Mehr Demokratie bei Kommunalwahlen

„Das Heil der Demokratien, von welchem Typus und Rang sie immer seien, hängt von einer geringfügigen technischen Einzelheit ab, vom Wahlrecht.“

Was eigentlich zur Routine gehört, dem Landtag nach jeder Kommunalwahl einen Erfahrungsbericht vorzulegen, der als Grundlage für mögliche Anpassungen im Wahlrecht dient, hat sich wegen einer Frage des Wahlrechts zu einer handfesten Debatte im Landtag entwickelt. Letztendlich war es ein Grüner Erfolg, dass die CSU-Fraktion ihren Antrag, wieder zum Sitzzuteilungsverfahren D’Hondt zu wechseln, zurückgezogen hat.
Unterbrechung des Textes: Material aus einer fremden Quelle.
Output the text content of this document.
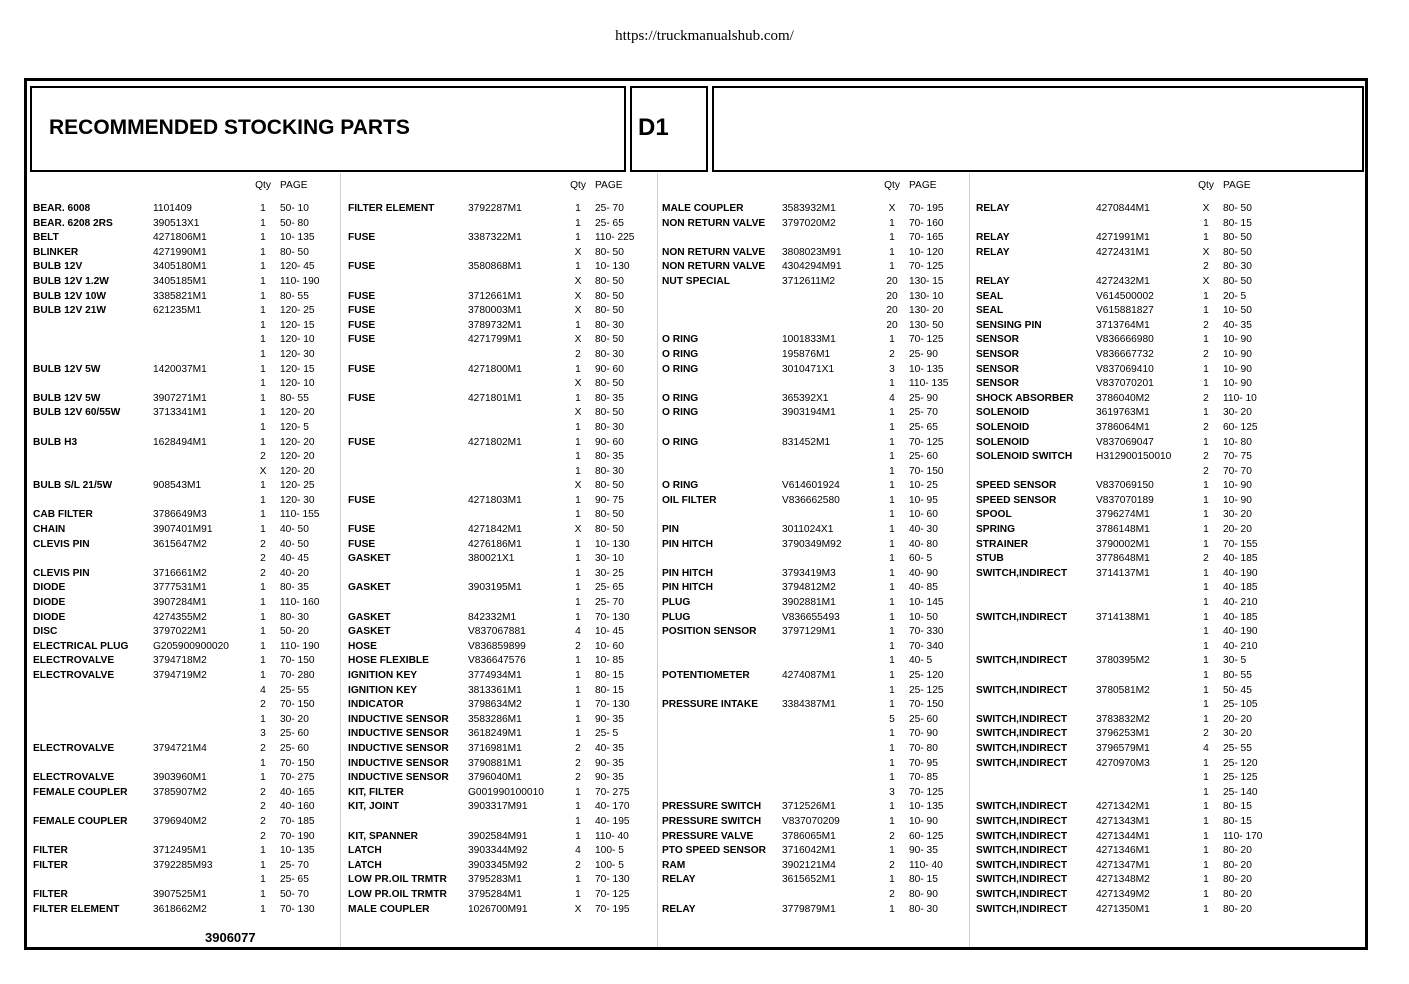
https://truckmanualshub.com/
RECOMMENDED STOCKING PARTS	D1
Qty PAGE
BEAR. 6008	1101409	1	50- 10
BEAR. 6208 2RS	390513X1	1	50- 80
BELT	4271806M1	1	10- 135
BLINKER	4271990M1	1	80- 50
BULB 12V	3405180M1	1	120- 45
BULB 12V 1.2W	3405185M1	1	110- 190
BULB 12V 10W	3385821M1	1	80- 55
BULB 12V 21W	621235M1	1	120- 25
1	120- 15
1	120- 10
1	120- 30
BULB 12V 5W	1420037M1	1	120- 15
1	120- 10
BULB 12V 5W	3907271M1	1	80- 55
BULB 12V 60/55W	3713341M1	1	120- 20
1	120- 5
BULB H3	1628494M1	1	120- 20
2	120- 20
X	120- 20
BULB S/L 21/5W	908543M1	1	120- 25
1	120- 30
CAB FILTER	3786649M3	1	110- 155
CHAIN	3907401M91	1	40- 50
CLEVIS PIN	3615647M2	2	40- 50
2	40- 45
CLEVIS PIN	3716661M2	2	40- 20
DIODE	3777531M1	1	80- 35
DIODE	3907284M1	1	110- 160
DIODE	4274355M2	1	80- 30
DISC	3797022M1	1	50- 20
ELECTRICAL PLUG G205900900020	1	110- 190
ELECTROVALVE	3794718M2	1	70- 150
ELECTROVALVE	3794719M2	1	70- 280
4	25- 55
2	70- 150
1	30- 20
3	25- 60
ELECTROVALVE	3794721M4	2	25- 60
1	70- 150
ELECTROVALVE	3903960M1	1	70- 275
FEMALE COUPLER 3785907M2	2	40- 165
2	40- 160
FEMALE COUPLER 3796940M2	2	70- 185
2	70- 190
FILTER	3712495M1	1	10- 135
FILTER	3792285M93	1	25- 70
1	25- 65
FILTER	3907525M1	1	50- 70
FILTER ELEMENT	3618662M2	1	70- 130
Qty PAGE
FILTER ELEMENT	3792287M1	1	25- 70
1	25- 65
FUSE	3387322M1	1	110- 225
X	80- 50
FUSE	3580868M1	1	10- 130
X	80- 50
FUSE	3712661M1	X	80- 50
FUSE	3780003M1	X	80- 50
FUSE	3789732M1	1	80- 30
FUSE	4271799M1	X	80- 50
2	80- 30
FUSE	4271800M1	1	90- 60
X	80- 50
FUSE	4271801M1	1	80- 35
X	80- 50
1	80- 30
FUSE	4271802M1	1	90- 60
1	80- 35
1	80- 30
X	80- 50
FUSE	4271803M1	1	90- 75
1	80- 50
FUSE	4271842M1	X	80- 50
FUSE	4276186M1	1	10- 130
GASKET	380021X1	1	30- 10
1	30- 25
GASKET	3903195M1	1	25- 65
1	25- 70
GASKET	842332M1	1	70- 130
GASKET	V837067881	4	10- 45
HOSE	V836859899	2	10- 60
HOSE FLEXIBLE	V836647576	1	10- 85
IGNITION KEY	3774934M1	1	80- 15
IGNITION KEY	3813361M1	1	80- 15
INDICATOR	3798634M2	1	70- 130
INDUCTIVE SENSOR 3583286M1	1	90- 35
INDUCTIVE SENSOR 3618249M1	1	25- 5
INDUCTIVE SENSOR 3716981M1	2	40- 35
INDUCTIVE SENSOR 3790881M1	2	90- 35
INDUCTIVE SENSOR 3796040M1	2	90- 35
KIT, FILTER	G001990100010	1	70- 275
KIT, JOINT	3903317M91	1	40- 170
1	40- 195
KIT, SPANNER	3902584M91	1	110- 40
LATCH	3903344M92	4	100- 5
LATCH	3903345M92	2	100- 5
LOW PR.OIL TRMTR 3795283M1	1	70- 130
LOW PR.OIL TRMTR 3795284M1	1	70- 125
MALE COUPLER	1026700M91	X	70- 195
Qty PAGE
MALE COUPLER	3583932M1	X	70- 195
NON RETURN VALVE 3797020M2	1	70- 160
1	70- 165
NON RETURN VALVE 3808023M91	1	10- 120
NON RETURN VALVE 4304294M91	1	70- 125
NUT SPECIAL	3712611M2	20	130- 15
20	130- 10
20	130- 20
20	130- 50
O RING	1001833M1	1	70- 125
O RING	195876M1	2	25- 90
O RING	3010471X1	3	10- 135
1	110- 135
O RING	365392X1	4	25- 90
O RING	3903194M1	1	25- 70
1	25- 65
O RING	831452M1	1	70- 125
1	25- 60
1	70- 150
O RING	V614601924	1	10- 25
OIL FILTER	V836662580	1	10- 95
1	10- 60
PIN	3011024X1	1	40- 30
PIN HITCH	3790349M92	1	40- 80
1	60- 5
PIN HITCH	3793419M3	1	40- 90
PIN HITCH	3794812M2	1	40- 85
PLUG	3902881M1	1	10- 145
PLUG	V836655493	1	10- 50
POSITION SENSOR 3797129M1	1	70- 330
1	70- 340
1	40- 5
POTENTIOMETER	4274087M1	1	25- 120
1	25- 125
PRESSURE INTAKE 3384387M1	1	70- 150
5	25- 60
1	70- 90
1	70- 80
1	70- 95
1	70- 85
3	70- 125
PRESSURE SWITCH 3712526M1	1	10- 135
PRESSURE SWITCH V837070209	1	10- 90
PRESSURE VALVE	3786065M1	2	60- 125
PTO SPEED SENSOR 3716042M1	1	90- 35
RAM	3902121M4	2	110- 40
RELAY	3615652M1	1	80- 15
2	80- 90
RELAY	3779879M1	1	80- 30
Qty PAGE
RELAY	4270844M1	X	80- 50
1	80- 15
RELAY	4271991M1	1	80- 50
RELAY	4272431M1	X	80- 50
2	80- 30
RELAY	4272432M1	X	80- 50
SEAL	V614500002	1	20- 5
SEAL	V615881827	1	10- 50
SENSING PIN	3713764M1	2	40- 35
SENSOR	V836666980	1	10- 90
SENSOR	V836667732	2	10- 90
SENSOR	V837069410	1	10- 90
SENSOR	V837070201	1	10- 90
SHOCK ABSORBER 3786040M2	2	110- 10
SOLENOID	3619763M1	1	30- 20
SOLENOID	3786064M1	2	60- 125
SOLENOID	V837069047	1	10- 80
SOLENOID SWITCH H312900150010	2	70- 75
2	70- 70
SPEED SENSOR	V837069150	1	10- 90
SPEED SENSOR	V837070189	1	10- 90
SPOOL	3796274M1	1	30- 20
SPRING	3786148M1	1	20- 20
STRAINER	3790002M1	1	70- 155
STUB	3778648M1	2	40- 185
SWITCH,INDIRECT	3714137M1	1	40- 190
1	40- 185
1	40- 210
SWITCH,INDIRECT	3714138M1	1	40- 185
1	40- 190
1	40- 210
SWITCH,INDIRECT	3780395M2	1	30- 5
1	80- 55
SWITCH,INDIRECT	3780581M2	1	50- 45
1	25- 105
SWITCH,INDIRECT	3783832M2	1	20- 20
SWITCH,INDIRECT	3796253M1	2	30- 20
SWITCH,INDIRECT	3796579M1	4	25- 55
SWITCH,INDIRECT	4270970M3	1	25- 120
1	25- 125
1	25- 140
SWITCH,INDIRECT	4271342M1	1	80- 15
SWITCH,INDIRECT	4271343M1	1	80- 15
SWITCH,INDIRECT	4271344M1	1	110- 170
SWITCH,INDIRECT	4271346M1	1	80- 20
SWITCH,INDIRECT	4271347M1	1	80- 20
SWITCH,INDIRECT	4271348M2	1	80- 20
SWITCH,INDIRECT	4271349M2	1	80- 20
SWITCH,INDIRECT	4271350M1	1	80- 20
3906077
Nach der vernichtenden Kritik der Expertenanhörung war klar: wir brauchen keine Rückkehr zu einem Zählverfahren, das zur Lasten der Pluralität in den Kommunalparlamenten geht, sondern eines, das den Willen der Wählerinnen und Wähler bestmöglich abbildet. Alle Fraktionen haben sich deshalb auf Sainte-Lague/Schepers geeinigt. Die Debatte über das Sitzzuteilungsverfahren soll aber nicht darüber hinwegtäuschen, dass auch über andere Vorschläge zur Verbesserung der Kommunalwahlgesetze intensiv diskutiert wurde. Zur Stärkung der Demokratie auf kommunaler Ebene hat die Grüne Fraktion eine lange Liste an Änderungsanträgen eingebracht: dazu gehört die Absenkung des Wahlalters, ein gesetzlicher Freistellungsanspruch in allen Kommunalordnungen zur Stärkung des in der Verfassung garantierten Ehrenamts, Erweiterung des Wahlrechts für UnionsbürgerInnen sowie Regelungen zur Transparenz, Barrierefreiheit, Aufstellungsversammlungen und Förderung der Digitalisierung um nur einige zu nennen. Doch keiner unserer Vorschläge fand Zustimmung bei der CSU. Wir werden uns auch weiterhin für eine Stärkung der kommunalen Demokratie einsetzen, denn nach der Kommunalwahl ist vor der Kommunalwahl.